1. Confirm prerequisites
- The current owner must sit in the destination workspace and hold the Owner role.
- The new owner needs a paid seat (if the workspace is on a paid tier) and should already have Creator permissions on the base.
- Gather context: base URL, workspace name, associated integrations, and any enterprise policies about data residency.
2. Audit the base before transfer
- Visit Share → Manage collaborators and export the collaborator list for records.
- Rename ambiguous tables/fields so the new owner inherits a clear schema.
- Note all Automations, Interfaces, Extensions, and Syncs tied to the base. Capture screenshots so the new owner can verify them post-transfer.
3. Reassign external dependencies
- Automations: Update the “Run as” setting to a service account so they do not pause if the prior owner’s SSO session expires.
- API tokens / personal access tokens: Rotate any keys issued under the departing owner. Create new PATs under a shared admin account when possible.

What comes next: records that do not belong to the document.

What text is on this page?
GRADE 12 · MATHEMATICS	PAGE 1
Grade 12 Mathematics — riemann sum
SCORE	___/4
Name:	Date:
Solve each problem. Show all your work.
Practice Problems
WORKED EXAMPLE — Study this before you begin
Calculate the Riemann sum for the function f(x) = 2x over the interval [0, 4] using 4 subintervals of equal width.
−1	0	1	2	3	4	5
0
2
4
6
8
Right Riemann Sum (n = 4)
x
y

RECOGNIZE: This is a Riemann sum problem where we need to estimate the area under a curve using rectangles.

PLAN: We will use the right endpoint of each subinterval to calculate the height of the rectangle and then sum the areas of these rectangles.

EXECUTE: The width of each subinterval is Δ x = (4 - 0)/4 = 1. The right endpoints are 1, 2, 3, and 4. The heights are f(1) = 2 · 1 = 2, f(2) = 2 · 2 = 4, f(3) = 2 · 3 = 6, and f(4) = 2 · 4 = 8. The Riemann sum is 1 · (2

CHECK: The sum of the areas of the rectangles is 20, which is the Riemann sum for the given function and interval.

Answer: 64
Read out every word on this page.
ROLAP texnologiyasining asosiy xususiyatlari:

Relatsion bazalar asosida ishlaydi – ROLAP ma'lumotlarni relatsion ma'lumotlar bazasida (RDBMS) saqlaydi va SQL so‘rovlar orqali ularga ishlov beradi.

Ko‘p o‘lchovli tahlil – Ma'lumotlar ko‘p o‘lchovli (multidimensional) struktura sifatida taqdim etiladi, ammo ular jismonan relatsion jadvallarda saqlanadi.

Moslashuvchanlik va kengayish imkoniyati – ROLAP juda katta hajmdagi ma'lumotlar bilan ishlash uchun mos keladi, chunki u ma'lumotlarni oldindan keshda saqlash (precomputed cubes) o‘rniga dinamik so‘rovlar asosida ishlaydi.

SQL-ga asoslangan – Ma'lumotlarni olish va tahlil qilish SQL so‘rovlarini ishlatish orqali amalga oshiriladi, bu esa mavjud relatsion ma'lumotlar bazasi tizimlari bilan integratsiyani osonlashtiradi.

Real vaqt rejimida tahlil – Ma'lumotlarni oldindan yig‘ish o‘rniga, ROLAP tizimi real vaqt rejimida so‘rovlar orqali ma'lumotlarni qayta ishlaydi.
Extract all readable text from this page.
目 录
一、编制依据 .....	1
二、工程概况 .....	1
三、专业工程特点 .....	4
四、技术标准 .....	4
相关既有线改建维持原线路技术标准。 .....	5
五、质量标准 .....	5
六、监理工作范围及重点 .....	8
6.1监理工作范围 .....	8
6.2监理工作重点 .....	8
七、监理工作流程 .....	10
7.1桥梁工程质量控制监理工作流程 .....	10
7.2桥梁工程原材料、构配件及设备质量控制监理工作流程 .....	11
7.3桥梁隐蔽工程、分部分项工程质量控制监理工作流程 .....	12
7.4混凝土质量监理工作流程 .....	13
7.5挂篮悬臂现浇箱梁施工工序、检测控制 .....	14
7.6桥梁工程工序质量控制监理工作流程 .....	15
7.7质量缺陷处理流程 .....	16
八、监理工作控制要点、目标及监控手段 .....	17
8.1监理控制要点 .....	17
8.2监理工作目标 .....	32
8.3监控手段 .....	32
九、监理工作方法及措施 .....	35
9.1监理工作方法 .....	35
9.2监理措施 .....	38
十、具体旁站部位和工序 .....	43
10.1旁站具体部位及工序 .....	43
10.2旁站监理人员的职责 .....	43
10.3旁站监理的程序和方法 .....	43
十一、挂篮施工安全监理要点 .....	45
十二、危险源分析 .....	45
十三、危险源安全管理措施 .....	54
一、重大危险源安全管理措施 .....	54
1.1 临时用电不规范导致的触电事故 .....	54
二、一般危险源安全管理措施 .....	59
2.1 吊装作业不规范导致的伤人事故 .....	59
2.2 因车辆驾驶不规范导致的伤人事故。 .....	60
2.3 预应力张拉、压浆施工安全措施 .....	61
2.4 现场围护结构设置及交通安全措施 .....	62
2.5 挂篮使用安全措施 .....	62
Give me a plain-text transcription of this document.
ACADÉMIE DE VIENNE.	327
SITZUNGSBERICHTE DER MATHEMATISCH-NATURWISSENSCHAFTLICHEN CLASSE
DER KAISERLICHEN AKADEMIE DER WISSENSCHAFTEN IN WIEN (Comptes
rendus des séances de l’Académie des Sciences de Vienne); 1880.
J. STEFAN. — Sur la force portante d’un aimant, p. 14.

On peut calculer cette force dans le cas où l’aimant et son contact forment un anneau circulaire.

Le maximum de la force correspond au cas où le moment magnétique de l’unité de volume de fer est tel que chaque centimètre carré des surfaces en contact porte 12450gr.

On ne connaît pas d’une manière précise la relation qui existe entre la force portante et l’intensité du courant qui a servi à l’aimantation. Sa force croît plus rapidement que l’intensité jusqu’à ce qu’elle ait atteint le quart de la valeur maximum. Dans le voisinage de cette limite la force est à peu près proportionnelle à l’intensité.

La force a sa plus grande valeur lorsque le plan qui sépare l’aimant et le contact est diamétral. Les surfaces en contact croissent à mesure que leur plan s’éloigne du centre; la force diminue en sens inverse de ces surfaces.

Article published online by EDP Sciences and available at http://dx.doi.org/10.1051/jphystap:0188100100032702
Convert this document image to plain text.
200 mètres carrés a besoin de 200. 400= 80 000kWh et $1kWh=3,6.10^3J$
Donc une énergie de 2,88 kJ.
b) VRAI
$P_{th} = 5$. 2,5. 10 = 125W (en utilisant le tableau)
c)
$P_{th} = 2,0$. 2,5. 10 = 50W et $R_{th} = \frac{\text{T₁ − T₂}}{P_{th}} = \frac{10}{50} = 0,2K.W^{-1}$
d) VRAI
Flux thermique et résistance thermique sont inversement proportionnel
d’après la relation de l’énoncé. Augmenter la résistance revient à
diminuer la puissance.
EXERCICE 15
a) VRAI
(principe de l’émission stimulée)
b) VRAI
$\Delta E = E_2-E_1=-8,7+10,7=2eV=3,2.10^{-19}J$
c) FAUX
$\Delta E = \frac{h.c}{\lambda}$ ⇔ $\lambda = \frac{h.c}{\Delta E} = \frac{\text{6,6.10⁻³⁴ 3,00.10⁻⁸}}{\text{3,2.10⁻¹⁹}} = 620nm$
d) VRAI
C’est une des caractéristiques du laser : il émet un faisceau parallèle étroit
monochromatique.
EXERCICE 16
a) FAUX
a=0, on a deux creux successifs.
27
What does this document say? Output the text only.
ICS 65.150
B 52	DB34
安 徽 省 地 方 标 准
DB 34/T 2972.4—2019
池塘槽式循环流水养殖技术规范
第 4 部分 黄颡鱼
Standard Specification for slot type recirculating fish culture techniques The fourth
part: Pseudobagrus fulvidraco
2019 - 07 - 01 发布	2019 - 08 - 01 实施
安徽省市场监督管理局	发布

- Third-party tools: Check Zapier, Make, Retool, or custom scripts for Airtable credentials that reference the old owner’s account and swap them out.
4. Execute the ownership transfer
- Open the base, click Share, and expand Workspace collaborators.
- Find the incoming owner, click the dropdown, and select Make owner.
- Airtable prompts for confirmation; accept it, then refresh to ensure the role shows “Owner.”
- Notify the new owner immediately—they will receive an email but a DM helps ensure the next step happens fast.
5. Validate after transfer
- Ask the new owner to reload the base and confirm they can edit workspace settings, billing, and automations.
- Have them run through critical workflows (creating a record, triggering interfaces, exporting data) while you observe for permission warnings.
- Update your asset tracker or CMDB with the new owner’s name and timestamp.
6. Close the loop
- Remove the prior owner if they no longer need access, or downgrade them to Editor.
- Store transfer evidence (screenshots, confirmation emails) alongside the ticket or in a compliance folder.
- Schedule a 30-day follow-up to make sure nothing regressed—especially if the base powers customer-facing features.
A thoughtful transfer protects uptime and demonstrates good governance, which is exactly what stakeholders expect from a mature Airtable practice.